Despite the “dieselgate” scandal the led to a sales slump in the US, Volkswagen has emerged as the world's top-selling car manufacturer. Volkswagen defied the trend of auto sales winding down as Toyota and General Motors reported fewer sales during the first quarter.

Compared to last year's data, Volkswagen reported an increase of 0.6 percent in sales at 3,361,600 units and are ahead of Toyota by 90,000 units. Meanwhile, Toyota sales are down by 2.8 percent from last year's figures at 3,271,970 cars old. General Motors, with brands Buick, Cadillac, Chevrolet, GMC, Holden, Opel and Vauxhall, also reported sliding sales at 1.6 percent down from the first quarter of 2015 with an estimated sales figure of 3,146,667 this first quarter of 2016.

Volkswagen's rise to the top was aided by their two biggest markets, namely the European region and China. Sales in Europe were up this first quarter of 2015 while Volkswagen's Chinese sales rose to around 5 percent. The sales from Volkswagen's biggest market was enough to offset the 5.1 percent sales drop in the US Market. China accounts for one-third of Volkswagen's global sales.

Toyota's drop in sales meanwhile was attributed to the company's refusal to build new plants and the oversaturation of some key markets such as the US. Even though sales in its home market went up, it was not enough to compenate for the losses abroad. Its other brands, Lexus, Hino and recently acquired Daihatsu, were a mixed bag as well. The company reported that Hino sales went up 26 percent and Daihatsu sales are up by 2.5 percent in their home market but slowed down abroad. Lexus on the other hand dropped down to third in the US luxury car sales charts behind Mercedes-Benz and BMW.

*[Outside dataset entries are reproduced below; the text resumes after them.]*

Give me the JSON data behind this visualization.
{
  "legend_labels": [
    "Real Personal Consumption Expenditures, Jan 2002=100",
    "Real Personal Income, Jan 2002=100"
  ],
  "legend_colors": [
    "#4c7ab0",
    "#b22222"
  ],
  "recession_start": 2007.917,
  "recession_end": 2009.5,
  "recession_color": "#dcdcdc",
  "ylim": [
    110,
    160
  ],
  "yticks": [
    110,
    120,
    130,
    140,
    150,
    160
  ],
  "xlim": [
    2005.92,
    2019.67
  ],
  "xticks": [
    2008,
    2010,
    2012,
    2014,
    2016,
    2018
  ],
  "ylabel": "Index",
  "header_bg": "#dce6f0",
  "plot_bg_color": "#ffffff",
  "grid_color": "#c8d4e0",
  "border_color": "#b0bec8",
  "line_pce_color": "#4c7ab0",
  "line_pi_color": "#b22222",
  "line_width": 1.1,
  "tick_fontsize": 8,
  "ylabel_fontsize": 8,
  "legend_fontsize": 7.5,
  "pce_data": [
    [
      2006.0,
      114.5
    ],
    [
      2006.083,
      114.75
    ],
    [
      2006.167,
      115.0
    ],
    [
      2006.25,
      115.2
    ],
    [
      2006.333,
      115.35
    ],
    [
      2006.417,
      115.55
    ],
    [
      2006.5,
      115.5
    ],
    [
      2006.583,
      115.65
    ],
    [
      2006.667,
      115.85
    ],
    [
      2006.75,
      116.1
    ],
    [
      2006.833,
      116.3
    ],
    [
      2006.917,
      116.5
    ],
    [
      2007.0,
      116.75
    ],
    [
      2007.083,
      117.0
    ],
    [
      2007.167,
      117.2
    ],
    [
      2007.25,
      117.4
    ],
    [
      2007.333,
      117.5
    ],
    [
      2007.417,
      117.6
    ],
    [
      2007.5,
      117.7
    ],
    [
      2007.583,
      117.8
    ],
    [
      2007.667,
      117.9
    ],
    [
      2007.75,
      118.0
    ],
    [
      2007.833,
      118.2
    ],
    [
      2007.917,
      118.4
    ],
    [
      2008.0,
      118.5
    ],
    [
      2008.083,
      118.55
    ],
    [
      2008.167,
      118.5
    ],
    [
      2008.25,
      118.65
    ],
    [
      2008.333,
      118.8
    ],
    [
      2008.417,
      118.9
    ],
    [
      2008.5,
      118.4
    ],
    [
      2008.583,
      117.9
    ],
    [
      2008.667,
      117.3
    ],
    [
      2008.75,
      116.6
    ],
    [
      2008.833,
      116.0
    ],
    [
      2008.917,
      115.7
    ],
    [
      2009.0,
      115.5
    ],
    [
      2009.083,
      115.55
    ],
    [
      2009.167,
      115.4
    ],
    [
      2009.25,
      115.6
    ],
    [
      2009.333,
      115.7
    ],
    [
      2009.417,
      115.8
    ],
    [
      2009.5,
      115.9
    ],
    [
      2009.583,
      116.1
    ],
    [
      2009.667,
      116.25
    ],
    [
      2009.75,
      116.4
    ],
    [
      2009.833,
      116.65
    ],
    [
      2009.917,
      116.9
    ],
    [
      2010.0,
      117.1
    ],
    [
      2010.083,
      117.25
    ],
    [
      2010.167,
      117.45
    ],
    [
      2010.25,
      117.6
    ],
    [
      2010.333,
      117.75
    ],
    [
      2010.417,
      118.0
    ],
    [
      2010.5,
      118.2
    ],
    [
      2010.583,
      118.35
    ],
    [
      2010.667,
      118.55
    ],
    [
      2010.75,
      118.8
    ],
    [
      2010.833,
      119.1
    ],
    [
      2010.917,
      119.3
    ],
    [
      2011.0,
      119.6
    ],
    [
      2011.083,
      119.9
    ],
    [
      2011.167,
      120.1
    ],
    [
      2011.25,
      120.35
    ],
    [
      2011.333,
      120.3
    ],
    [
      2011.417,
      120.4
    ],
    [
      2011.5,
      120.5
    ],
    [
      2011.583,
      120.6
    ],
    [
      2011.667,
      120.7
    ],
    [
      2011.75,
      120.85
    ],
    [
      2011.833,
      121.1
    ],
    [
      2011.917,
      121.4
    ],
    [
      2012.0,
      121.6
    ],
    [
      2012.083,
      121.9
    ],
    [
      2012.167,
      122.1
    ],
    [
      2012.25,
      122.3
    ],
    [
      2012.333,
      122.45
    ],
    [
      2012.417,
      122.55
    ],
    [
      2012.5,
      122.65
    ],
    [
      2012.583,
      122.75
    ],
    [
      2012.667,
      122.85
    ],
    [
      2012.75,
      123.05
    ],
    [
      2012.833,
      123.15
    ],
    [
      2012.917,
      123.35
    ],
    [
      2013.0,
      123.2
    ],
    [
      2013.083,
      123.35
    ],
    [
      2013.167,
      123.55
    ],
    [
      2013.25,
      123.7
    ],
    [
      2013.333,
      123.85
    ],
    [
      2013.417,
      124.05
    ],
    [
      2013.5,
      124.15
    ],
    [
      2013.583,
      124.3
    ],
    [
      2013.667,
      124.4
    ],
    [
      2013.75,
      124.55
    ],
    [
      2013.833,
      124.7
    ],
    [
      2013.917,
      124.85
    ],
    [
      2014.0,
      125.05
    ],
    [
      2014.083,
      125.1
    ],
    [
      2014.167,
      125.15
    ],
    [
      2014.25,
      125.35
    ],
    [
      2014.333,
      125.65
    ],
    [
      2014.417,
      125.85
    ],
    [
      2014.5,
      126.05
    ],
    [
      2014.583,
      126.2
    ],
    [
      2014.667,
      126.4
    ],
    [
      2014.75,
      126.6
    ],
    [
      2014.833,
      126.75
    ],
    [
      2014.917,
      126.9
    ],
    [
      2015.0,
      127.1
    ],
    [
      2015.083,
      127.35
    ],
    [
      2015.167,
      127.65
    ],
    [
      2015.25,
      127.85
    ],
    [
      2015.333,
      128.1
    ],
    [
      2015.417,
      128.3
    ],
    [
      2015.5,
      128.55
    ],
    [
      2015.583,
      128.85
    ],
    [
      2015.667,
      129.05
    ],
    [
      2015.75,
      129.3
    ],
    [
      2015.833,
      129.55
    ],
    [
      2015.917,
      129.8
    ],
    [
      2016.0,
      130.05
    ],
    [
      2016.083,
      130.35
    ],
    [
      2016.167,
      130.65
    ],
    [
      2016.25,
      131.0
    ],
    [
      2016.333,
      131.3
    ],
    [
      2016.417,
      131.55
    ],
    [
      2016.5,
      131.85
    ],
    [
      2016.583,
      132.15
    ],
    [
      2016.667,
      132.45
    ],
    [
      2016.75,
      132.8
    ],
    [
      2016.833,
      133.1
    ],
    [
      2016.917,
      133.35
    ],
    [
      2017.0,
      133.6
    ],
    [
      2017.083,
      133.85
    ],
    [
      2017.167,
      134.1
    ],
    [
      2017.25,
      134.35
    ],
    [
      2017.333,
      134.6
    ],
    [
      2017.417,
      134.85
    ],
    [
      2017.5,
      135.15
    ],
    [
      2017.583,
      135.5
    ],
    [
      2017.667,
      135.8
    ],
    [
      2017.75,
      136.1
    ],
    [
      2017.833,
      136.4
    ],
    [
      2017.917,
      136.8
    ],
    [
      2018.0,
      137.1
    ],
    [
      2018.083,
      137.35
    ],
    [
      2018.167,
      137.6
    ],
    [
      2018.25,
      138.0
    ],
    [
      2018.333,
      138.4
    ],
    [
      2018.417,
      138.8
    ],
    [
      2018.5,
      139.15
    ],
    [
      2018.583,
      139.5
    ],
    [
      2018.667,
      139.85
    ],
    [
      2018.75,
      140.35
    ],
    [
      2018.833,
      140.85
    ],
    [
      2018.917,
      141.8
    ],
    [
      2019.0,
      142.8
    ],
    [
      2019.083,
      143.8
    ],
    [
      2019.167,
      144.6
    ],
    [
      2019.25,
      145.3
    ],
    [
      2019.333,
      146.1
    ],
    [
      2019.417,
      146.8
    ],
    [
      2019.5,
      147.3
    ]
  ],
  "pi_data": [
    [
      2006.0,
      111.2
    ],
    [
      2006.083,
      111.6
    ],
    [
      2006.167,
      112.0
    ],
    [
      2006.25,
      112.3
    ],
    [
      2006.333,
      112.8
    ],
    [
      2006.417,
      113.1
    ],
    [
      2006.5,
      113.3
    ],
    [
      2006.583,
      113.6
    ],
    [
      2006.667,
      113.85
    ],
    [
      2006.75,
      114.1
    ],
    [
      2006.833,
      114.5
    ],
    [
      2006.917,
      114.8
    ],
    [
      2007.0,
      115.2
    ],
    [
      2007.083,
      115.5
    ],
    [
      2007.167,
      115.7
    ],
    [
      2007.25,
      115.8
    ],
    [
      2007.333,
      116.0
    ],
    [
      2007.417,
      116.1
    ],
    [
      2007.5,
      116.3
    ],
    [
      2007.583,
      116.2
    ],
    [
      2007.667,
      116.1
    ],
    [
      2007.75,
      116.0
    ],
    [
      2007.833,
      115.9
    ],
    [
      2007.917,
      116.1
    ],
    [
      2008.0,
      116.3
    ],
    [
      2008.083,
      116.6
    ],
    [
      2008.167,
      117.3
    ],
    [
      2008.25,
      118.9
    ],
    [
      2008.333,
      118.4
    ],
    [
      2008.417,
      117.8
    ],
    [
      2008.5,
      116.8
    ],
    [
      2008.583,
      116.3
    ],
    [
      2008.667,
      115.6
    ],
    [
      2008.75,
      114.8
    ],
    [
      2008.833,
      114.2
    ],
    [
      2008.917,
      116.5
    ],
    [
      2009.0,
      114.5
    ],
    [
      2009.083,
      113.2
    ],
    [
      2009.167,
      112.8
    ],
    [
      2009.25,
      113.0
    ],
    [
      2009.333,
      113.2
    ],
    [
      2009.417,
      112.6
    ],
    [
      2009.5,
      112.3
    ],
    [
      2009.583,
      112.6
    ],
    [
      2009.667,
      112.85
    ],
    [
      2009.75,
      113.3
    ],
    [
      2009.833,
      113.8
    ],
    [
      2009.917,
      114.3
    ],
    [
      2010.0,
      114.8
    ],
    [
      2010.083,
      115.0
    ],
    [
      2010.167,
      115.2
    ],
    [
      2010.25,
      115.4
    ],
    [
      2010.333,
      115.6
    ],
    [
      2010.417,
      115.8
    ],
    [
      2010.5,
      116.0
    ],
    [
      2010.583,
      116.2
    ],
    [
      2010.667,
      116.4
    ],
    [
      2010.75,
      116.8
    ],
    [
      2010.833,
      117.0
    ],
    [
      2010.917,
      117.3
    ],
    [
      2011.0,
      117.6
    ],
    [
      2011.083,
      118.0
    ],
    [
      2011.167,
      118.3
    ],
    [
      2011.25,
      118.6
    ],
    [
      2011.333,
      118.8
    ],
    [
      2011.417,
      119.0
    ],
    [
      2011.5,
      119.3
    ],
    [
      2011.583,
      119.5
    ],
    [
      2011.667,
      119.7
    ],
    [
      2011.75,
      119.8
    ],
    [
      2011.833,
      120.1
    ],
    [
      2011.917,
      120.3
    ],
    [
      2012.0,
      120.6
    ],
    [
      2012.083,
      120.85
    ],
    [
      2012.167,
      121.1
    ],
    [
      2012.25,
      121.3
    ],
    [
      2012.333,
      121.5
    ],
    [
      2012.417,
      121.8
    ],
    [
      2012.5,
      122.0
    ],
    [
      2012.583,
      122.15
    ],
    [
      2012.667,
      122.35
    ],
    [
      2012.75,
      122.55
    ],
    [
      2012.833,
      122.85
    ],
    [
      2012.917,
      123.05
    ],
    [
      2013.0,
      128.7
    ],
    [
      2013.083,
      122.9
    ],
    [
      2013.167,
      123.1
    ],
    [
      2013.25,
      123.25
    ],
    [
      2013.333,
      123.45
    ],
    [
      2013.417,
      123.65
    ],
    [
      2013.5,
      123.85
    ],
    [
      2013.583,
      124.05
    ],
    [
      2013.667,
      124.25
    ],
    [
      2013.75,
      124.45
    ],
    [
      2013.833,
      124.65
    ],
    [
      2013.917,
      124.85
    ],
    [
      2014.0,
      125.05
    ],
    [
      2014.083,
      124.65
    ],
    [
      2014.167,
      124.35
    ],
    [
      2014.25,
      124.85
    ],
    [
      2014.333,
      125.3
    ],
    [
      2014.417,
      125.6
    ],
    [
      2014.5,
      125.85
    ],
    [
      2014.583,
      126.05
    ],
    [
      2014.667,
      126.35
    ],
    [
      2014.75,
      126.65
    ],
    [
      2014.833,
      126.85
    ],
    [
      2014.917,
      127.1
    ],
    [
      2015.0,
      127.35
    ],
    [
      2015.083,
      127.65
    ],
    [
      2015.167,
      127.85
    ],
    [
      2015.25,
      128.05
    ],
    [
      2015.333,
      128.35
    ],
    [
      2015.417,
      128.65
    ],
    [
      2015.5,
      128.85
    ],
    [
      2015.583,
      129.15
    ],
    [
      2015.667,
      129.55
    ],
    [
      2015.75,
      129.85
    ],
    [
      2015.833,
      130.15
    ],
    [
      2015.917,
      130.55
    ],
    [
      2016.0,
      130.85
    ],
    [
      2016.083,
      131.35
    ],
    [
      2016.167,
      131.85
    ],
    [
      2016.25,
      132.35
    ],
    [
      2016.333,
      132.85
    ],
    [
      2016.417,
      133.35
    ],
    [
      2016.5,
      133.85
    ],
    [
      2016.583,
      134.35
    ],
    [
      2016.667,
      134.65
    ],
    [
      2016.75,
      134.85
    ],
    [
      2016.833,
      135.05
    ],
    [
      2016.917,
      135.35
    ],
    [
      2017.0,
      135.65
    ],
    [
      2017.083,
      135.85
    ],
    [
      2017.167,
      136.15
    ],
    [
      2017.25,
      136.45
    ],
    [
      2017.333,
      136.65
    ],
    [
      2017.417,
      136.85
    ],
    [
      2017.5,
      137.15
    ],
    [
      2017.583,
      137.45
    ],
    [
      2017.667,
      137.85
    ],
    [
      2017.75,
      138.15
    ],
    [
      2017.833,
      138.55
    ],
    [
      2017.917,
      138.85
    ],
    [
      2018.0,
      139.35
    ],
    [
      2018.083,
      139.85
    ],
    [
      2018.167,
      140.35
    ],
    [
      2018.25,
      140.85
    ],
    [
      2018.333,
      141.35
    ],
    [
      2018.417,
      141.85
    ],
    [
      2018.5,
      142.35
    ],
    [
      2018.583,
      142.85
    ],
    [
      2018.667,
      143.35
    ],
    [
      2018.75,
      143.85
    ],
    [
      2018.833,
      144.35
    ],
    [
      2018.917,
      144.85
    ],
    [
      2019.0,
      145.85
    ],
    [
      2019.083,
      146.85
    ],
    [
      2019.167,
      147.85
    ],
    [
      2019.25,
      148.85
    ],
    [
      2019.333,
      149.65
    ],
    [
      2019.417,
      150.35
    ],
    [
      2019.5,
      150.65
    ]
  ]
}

With that said, Volkswagen is back on track of the goal they set last year. The company aims to be the world's biggest automaker by 2018 and are investing on electric vehicles and plans to further expand their lineup at the time of writing. Meanwhile, Toyota estimates that they will be able to shift 10.5 million cars this year, above Volkswagen's projected 10.05 million units by the end of the 2016 fiscal year.

Figures and estimates courtesy of the manufacturers.